Published online by Cambridge University Press: 25 March 2010
This conference on ecological and traditional approaches to memory was held in 1985, 100 years after the publication of Ebbinghaus's monograph (1885/1964) marking the beginnings of a science of memory. Although this happens to be a centennial coincidence rather than an observance, I want to emphasize some continuities between the tradition deriving from Ebbinghaus and more ecologically oriented research. There is a tendency to view the ecological approach to memory as contrasting sharply in both method and theory with the Ebbinghaus tradition. Indeed, some psychologists might see the research represented in this volume as exciting in direct proportion to the liberation it shows from the presumed dreariness and artificiality of the verbal learning tradition descending from Ebbinghaus. I argue here that this would be a mistake and, instead, suggest that there is much in common between laboratory studies of memory and the study of memory for events that did not occur in a psychology laboratory.
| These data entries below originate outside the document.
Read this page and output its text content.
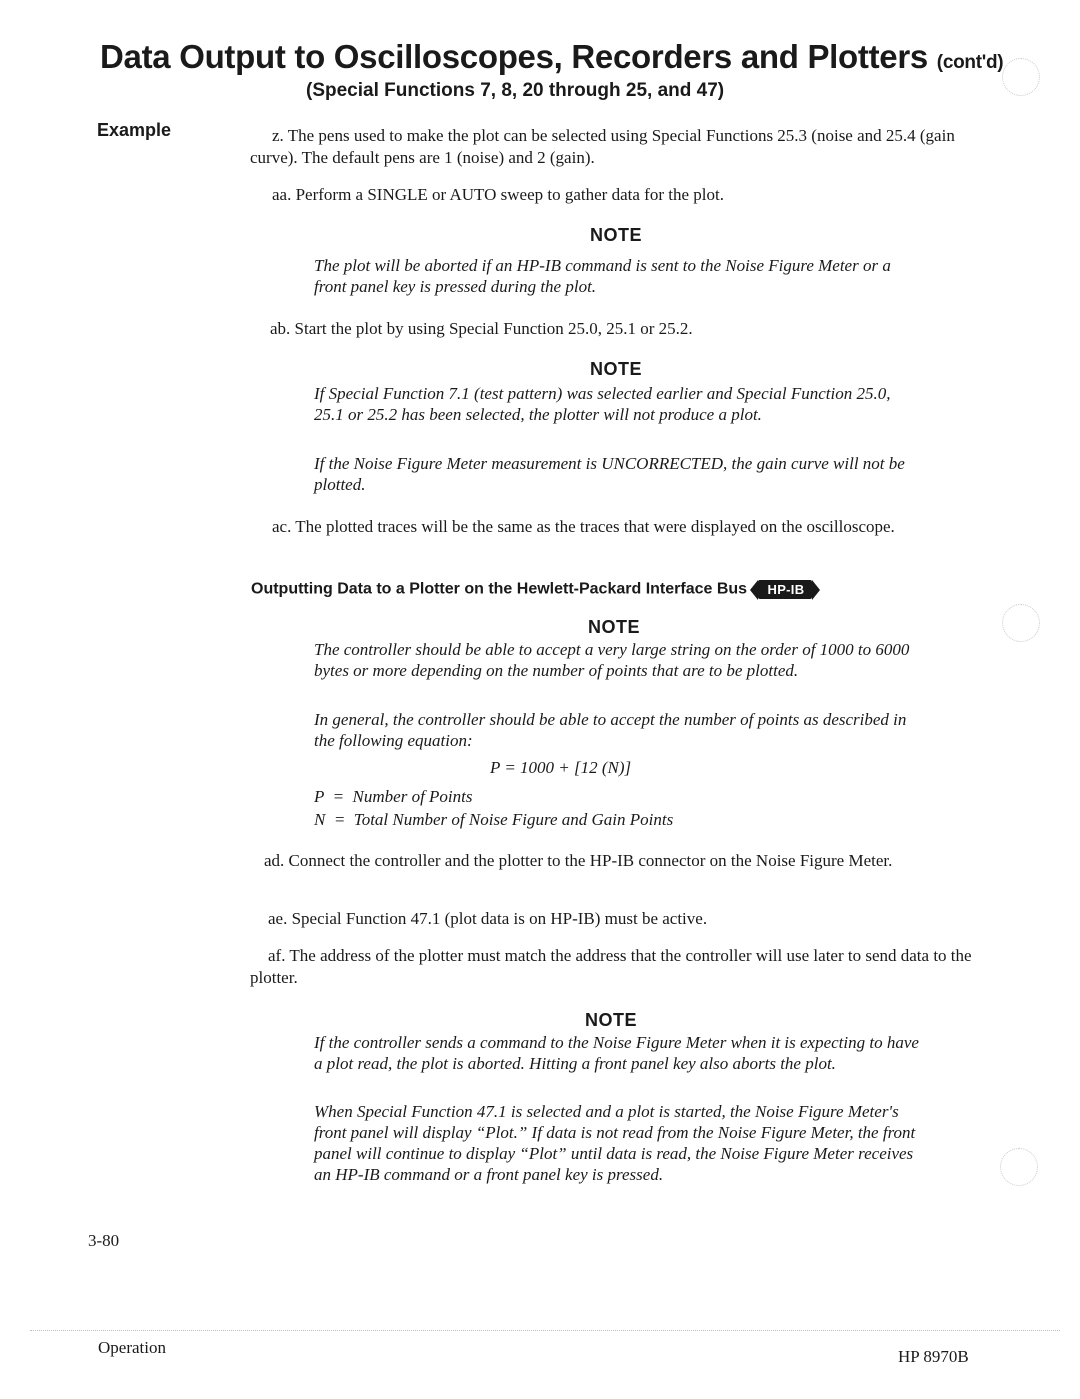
Data Output to Oscilloscopes, Recorders and Plotters (cont'd)
(Special Functions 7, 8, 20 through 25, and 47)
Example	z. The pens used to make the plot can be selected using Special Functions 25.3 (noise and 25.4 (gain curve). The default pens are 1 (noise) and 2 (gain).
aa. Perform a SINGLE or AUTO sweep to gather data for the plot.
NOTE
The plot will be aborted if an HP-IB command is sent to the Noise Figure Meter or a front panel key is pressed during the plot.
ab. Start the plot by using Special Function 25.0, 25.1 or 25.2.
NOTE
If Special Function 7.1 (test pattern) was selected earlier and Special Function 25.0, 25.1 or 25.2 has been selected, the plotter will not produce a plot.
If the Noise Figure Meter measurement is UNCORRECTED, the gain curve will not be plotted.
ac. The plotted traces will be the same as the traces that were displayed on the oscilloscope.
Outputting Data to a Plotter on the Hewlett-Packard Interface Bus HP-IB
NOTE
The controller should be able to accept a very large string on the order of 1000 to 6000 bytes or more depending on the number of points that are to be plotted.
In general, the controller should be able to accept the number of points as described in the following equation:
P = 1000 + [12 (N)]
P  =  Number of Points
N  =  Total Number of Noise Figure and Gain Points
ad. Connect the controller and the plotter to the HP-IB connector on the Noise Figure Meter.
ae. Special Function 47.1 (plot data is on HP-IB) must be active.
af. The address of the plotter must match the address that the controller will use later to send data to the plotter.
NOTE
If the controller sends a command to the Noise Figure Meter when it is expecting to have a plot read, the plot is aborted. Hitting a front panel key also aborts the plot.
When Special Function 47.1 is selected and a plot is started, the Noise Figure Meter's front panel will display “Plot.” If data is not read from the Noise Figure Meter, the front panel will continue to display “Plot” until data is read, the Noise Figure Meter receives an HP-IB command or a front panel key is pressed.
3-80
Operation	HP 8970B
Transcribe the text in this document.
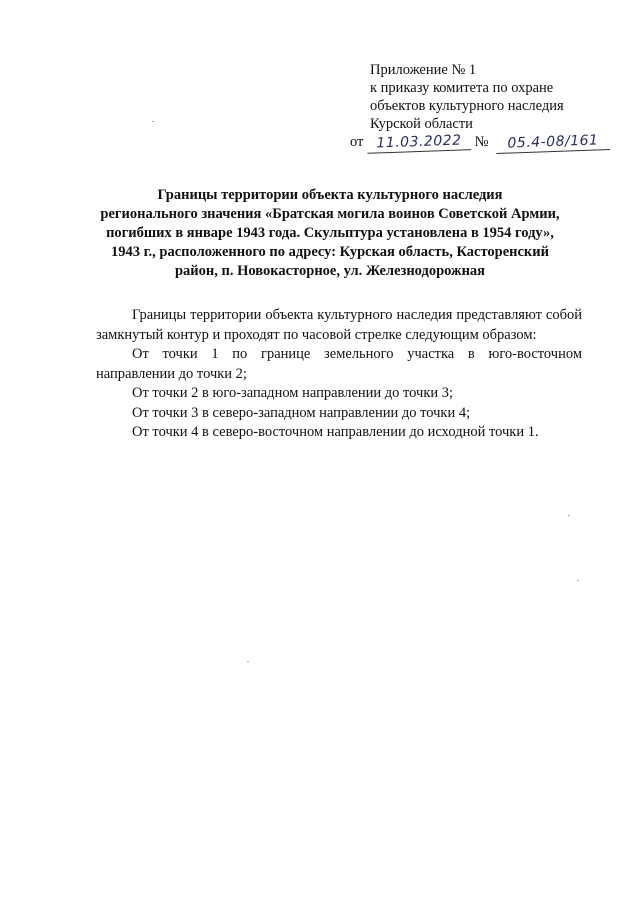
Приложение № 1
к приказу комитета по охране
объектов культурного наследия
Курской области
от 11.03.2022 № 05.4-08/161
Границы территории объекта культурного наследия
регионального значения «Братская могила воинов Советской Армии,
погибших в январе 1943 года. Скульптура установлена в 1954 году»,
1943 г., расположенного по адресу: Курская область, Касторенский
район, п. Новокасторное, ул. Железнодорожная

Границы территории объекта культурного наследия представляют собой замкнутый контур и проходят по часовой стрелке следующим образом:

От точки 1 по границе земельного участка в юго-восточном направлении до точки 2;

От точки 2 в юго-западном направлении до точки 3;

От точки 3 в северо-западном направлении до точки 4;

От точки 4 в северо-восточном направлении до исходной точки 1.
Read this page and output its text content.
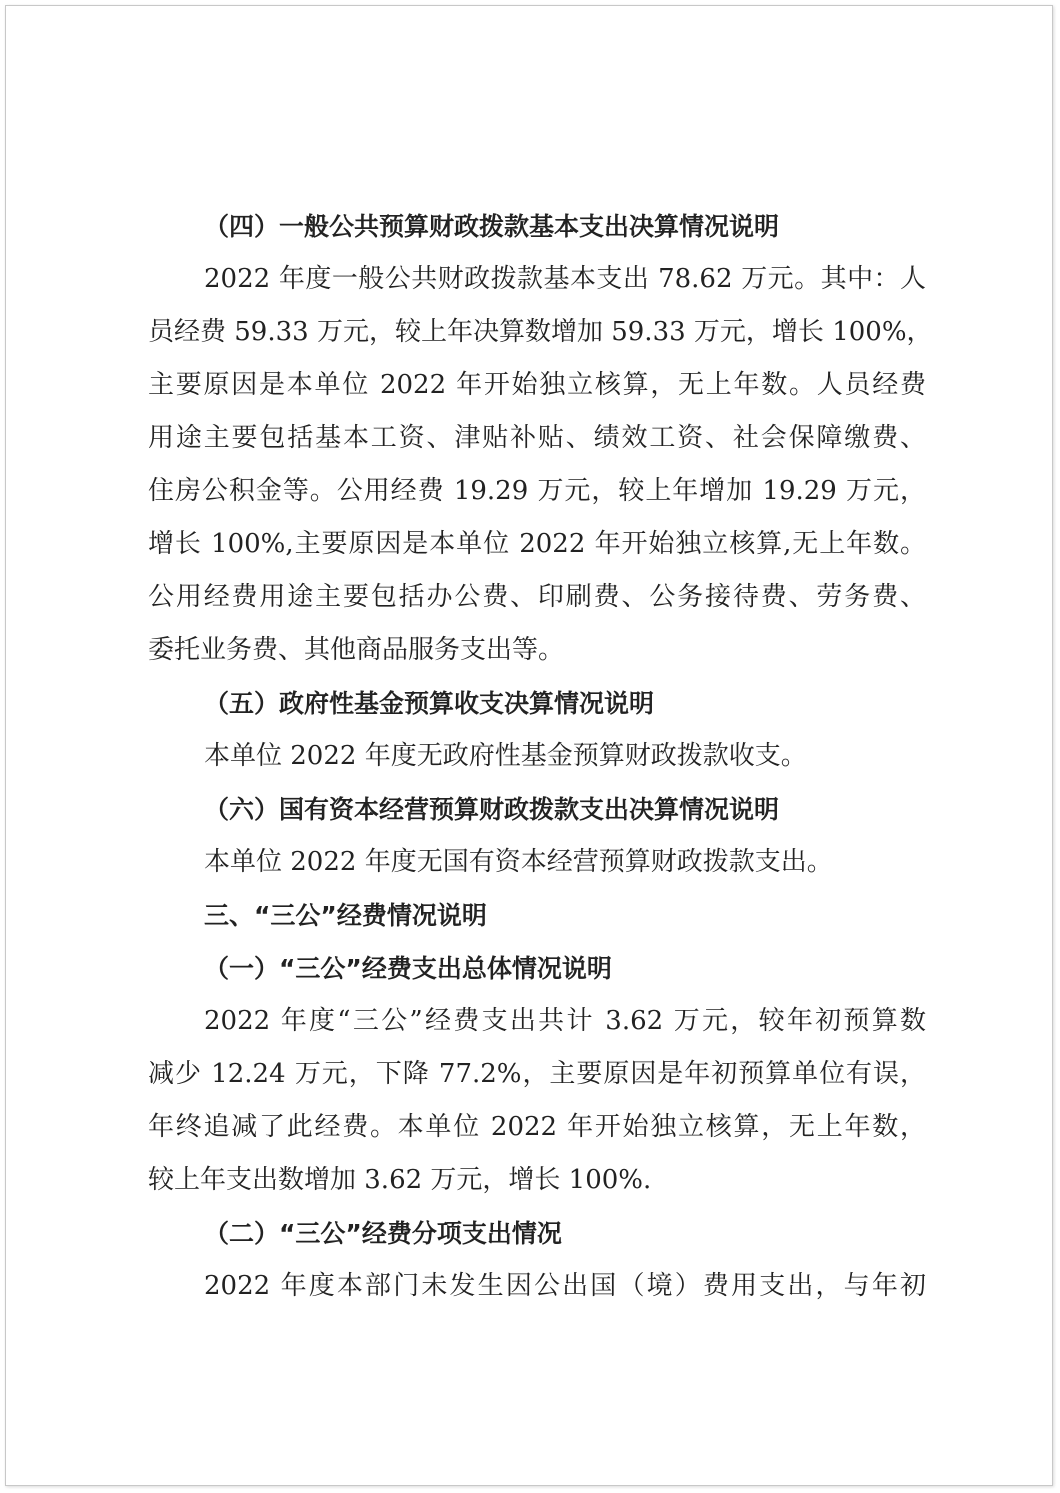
（四）一般公共预算财政拨款基本支出决算情况说明
2022 年度一般公共财政拨款基本支出 78.62 万元。其中：人
员经费 59.33 万元，较上年决算数增加 59.33 万元，增长 100%，
主要原因是本单位 2022 年开始独立核算，无上年数。人员经费
用途主要包括基本工资、津贴补贴、绩效工资、社会保障缴费、
住房公积金等。公用经费 19.29 万元，较上年增加 19.29 万元，
增长 100%,主要原因是本单位 2022 年开始独立核算,无上年数。
公用经费用途主要包括办公费、印刷费、公务接待费、劳务费、
委托业务费、其他商品服务支出等。
（五）政府性基金预算收支决算情况说明
本单位 2022 年度无政府性基金预算财政拨款收支。
（六）国有资本经营预算财政拨款支出决算情况说明
本单位 2022 年度无国有资本经营预算财政拨款支出。
三、“三公”经费情况说明
（一）“三公”经费支出总体情况说明
2022 年度“三公”经费支出共计 3.62 万元，较年初预算数
减少 12.24 万元，下降 77.2%，主要原因是年初预算单位有误，
年终追减了此经费。本单位 2022 年开始独立核算，无上年数，
较上年支出数增加 3.62 万元，增长 100%.
（二）“三公”经费分项支出情况
2022 年度本部门未发生因公出国（境）费用支出，与年初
Further, I believe that Ebbinghaus himself would have approved of most of what he would have heard at the conference.
Continuities across approaches
Verifiability
Ebbinghaus's most important methodological contribution to the scientific study of memory, in my opinion, is that he carefully controlled the conditions at encoding. In the Ebbinghaus tradition, the experimenter is present at the encoding and can therefore score for the accuracy of remembering later on. The problem of verifiability, as Brewer puts it, presents difficulties for the majority of studies of autobiographical memory.